Open dayongfu opened 3 years ago

dayongfu commented 3 years ago

I have the following query instance, but in the output original outcome is not same as query instance, I assume they should be same otherwise it is useless.

dice_exp = exp.generate_counterfactuals({ 'five_star_rate': 3.5, 'nights_booked': 1.0 }, total_CFs = 4, desired_class="opposite") dice_exp.visualize_as_dataframe()

Query instance (original outcome : 1)  # five_star_rate nights_booked label
1 0.0 127.7 0.564298
Diverse Counterfactual set (new outcome : 0)   # five_star_rate nights_booked label
1 0.0 66.2 0.215
2 0.0 66.2 0.215
3 0.0 77.0 0.280
4 0.0 62.5 0.196
gaugup commented 3 years ago

Hi @dayongfu,

The way you are trying to generate the counterfactual is by saying the desired_class="opposite".

dice_exp = exp.generate_counterfactuals({ 'five_star_rate': 3.5, 'nights_booked': 1.0 }, total_CFs = 4, desired_class="opposite")

Hence the counterfactual generated is for the scenario to flip the class for a query instance.

Does that answer your question?

Regards, Gaurav

dayongfu commented 3 years ago

thanks @gaugup !

yes, I want to generated the opposite scenarios, and I believe these scenarios are listed in the table under "Diverse Counterfactual set (new outcome : 0)". I'm curious about the table under "Query instance (original outcome : 1)", I assume it is the query instance that I input for generate_counterfactuals method, but looks so different from my inputs. why?

raam93 commented 3 years ago

May I know how did you initiate the data object, d? Make sure to feed five_star_rate and nights_booked as continuous features to the data object:

d = dice_ml.Data(dataframe=dataset, continuous_features=['five_star_rate', 'nights_booked'], outcome_name='label')

If the above did not work, could you share how your model is trained? Internally, by default, DiCE min-max normalizes the continuous features and feeds to the ML model.

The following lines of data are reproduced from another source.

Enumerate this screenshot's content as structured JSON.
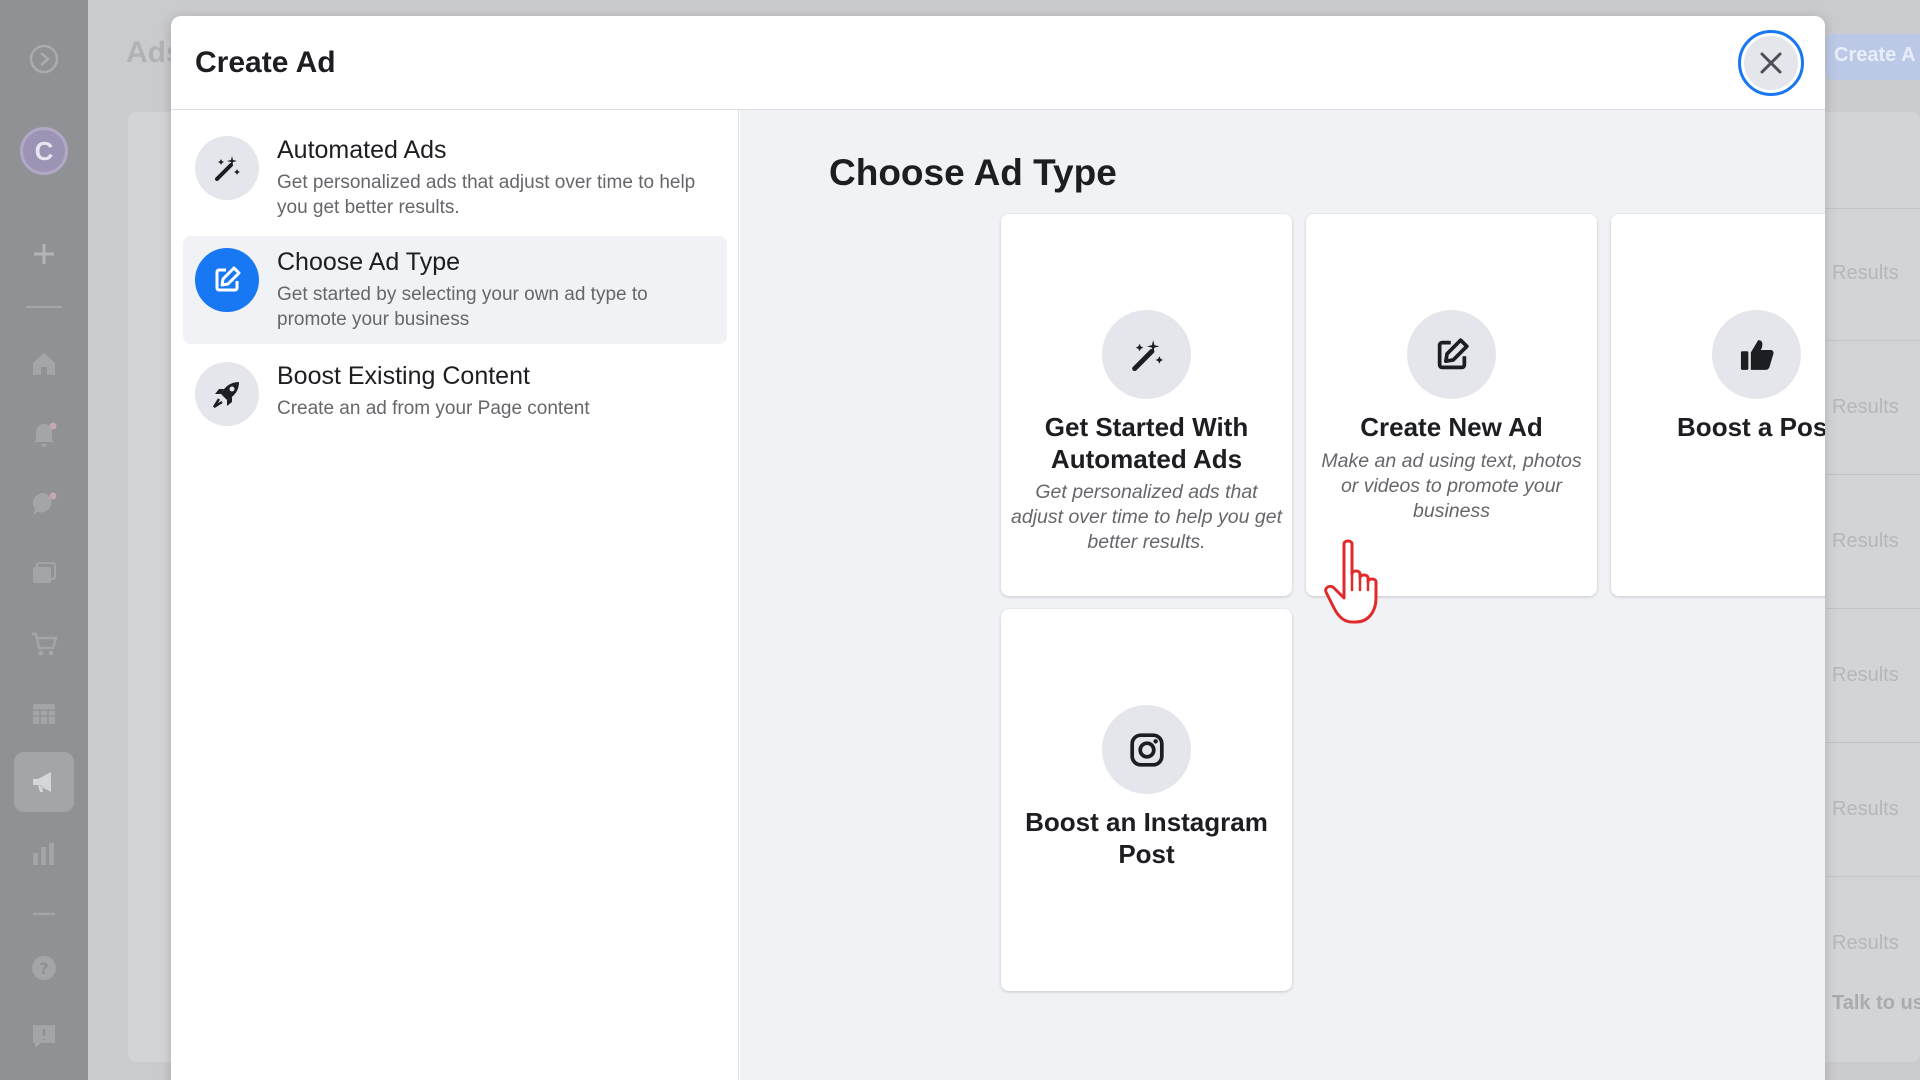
{
  "background": {
    "page_title": "Ads",
    "create_button_label": "Create A",
    "results": [
      "Results",
      "Results",
      "Results",
      "Results",
      "Results",
      "Results"
    ],
    "talk_label": "Talk to us"
  },
  "modal": {
    "title": "Create Ad",
    "close_icon": "close-icon"
  },
  "nav": {
    "items": [
      {
        "title": "Automated Ads",
        "desc": "Get personalized ads that adjust over time to help you get better results.",
        "icon": "magic-wand-icon"
      },
      {
        "title": "Choose Ad Type",
        "desc": "Get started by selecting your own ad type to promote your business",
        "icon": "edit-icon"
      },
      {
        "title": "Boost Existing Content",
        "desc": "Create an ad from your Page content",
        "icon": "rocket-icon"
      }
    ]
  },
  "main": {
    "title": "Choose Ad Type",
    "cards": [
      {
        "title": "Get Started With Automated Ads",
        "desc": "Get personalized ads that adjust over time to help you get better results.",
        "icon": "magic-wand-icon"
      },
      {
        "title": "Create New Ad",
        "desc": "Make an ad using text, photos or videos to promote your business",
        "icon": "edit-icon"
      },
      {
        "title": "Boost a Post",
        "desc": "",
        "icon": "thumbs-up-icon"
      },
      {
        "title": "Boost an Instagram Post",
        "desc": "",
        "icon": "instagram-icon"
      }
    ]
  },
  "colors": {
    "accent": "#1877f2",
    "cursor": "#e02b2b"
  }
}
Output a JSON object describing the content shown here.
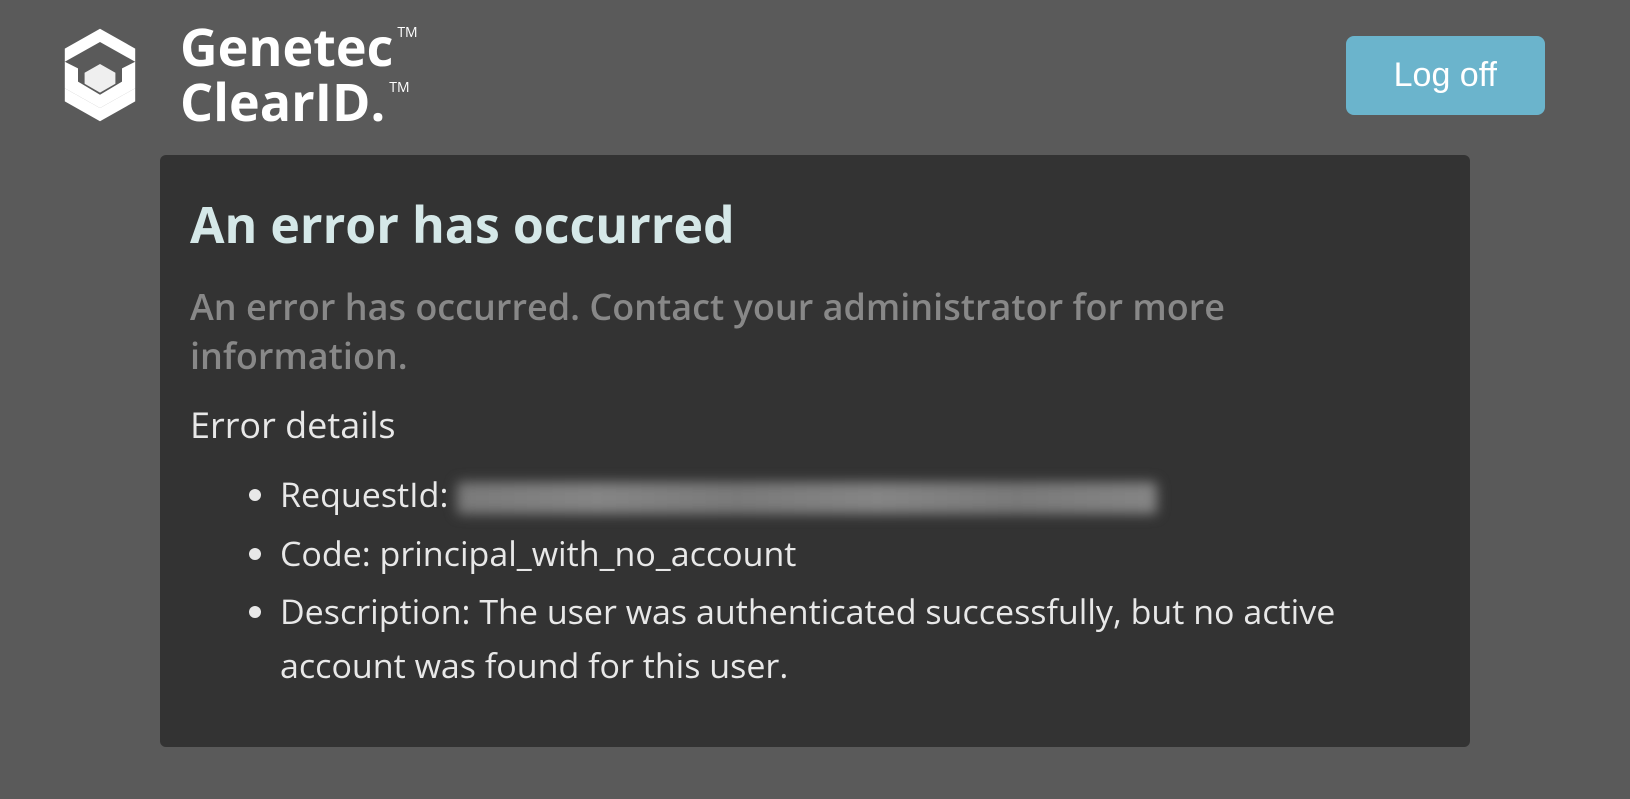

So if your model expects these features to be in a different format, there might be issues.

We are working on generalizing this data-transformation function so that user can specify their own methods, and will update the code shortly.

amit-sharma commented 3 years ago

@dayongfu As Ram mentioned, that bug was likely due to an encoding mismatch. We have released a new version (0.5) on PyPI that does not have this encoding issue--- generate_counterfactuals can now take input in the original data space, without having to do any encoding. Can you try your example with the new version? Hope that solves the issue.

If not, will appreciate if you can provide a small working example that we can debug.

dayongfu commented 3 years ago

thank all of you. I definitely would like to try it out and keep you posted. I also want to know whether DiCE can be used on a LSTM based classification model?

amit-sharma commented 3 years ago

Sorry missed your message @dayongfu DiCE can be used for any Pytorch/tensorflow model. Although we haven't tested it on a LSTM-based model, it should work as long as the model is differentiable.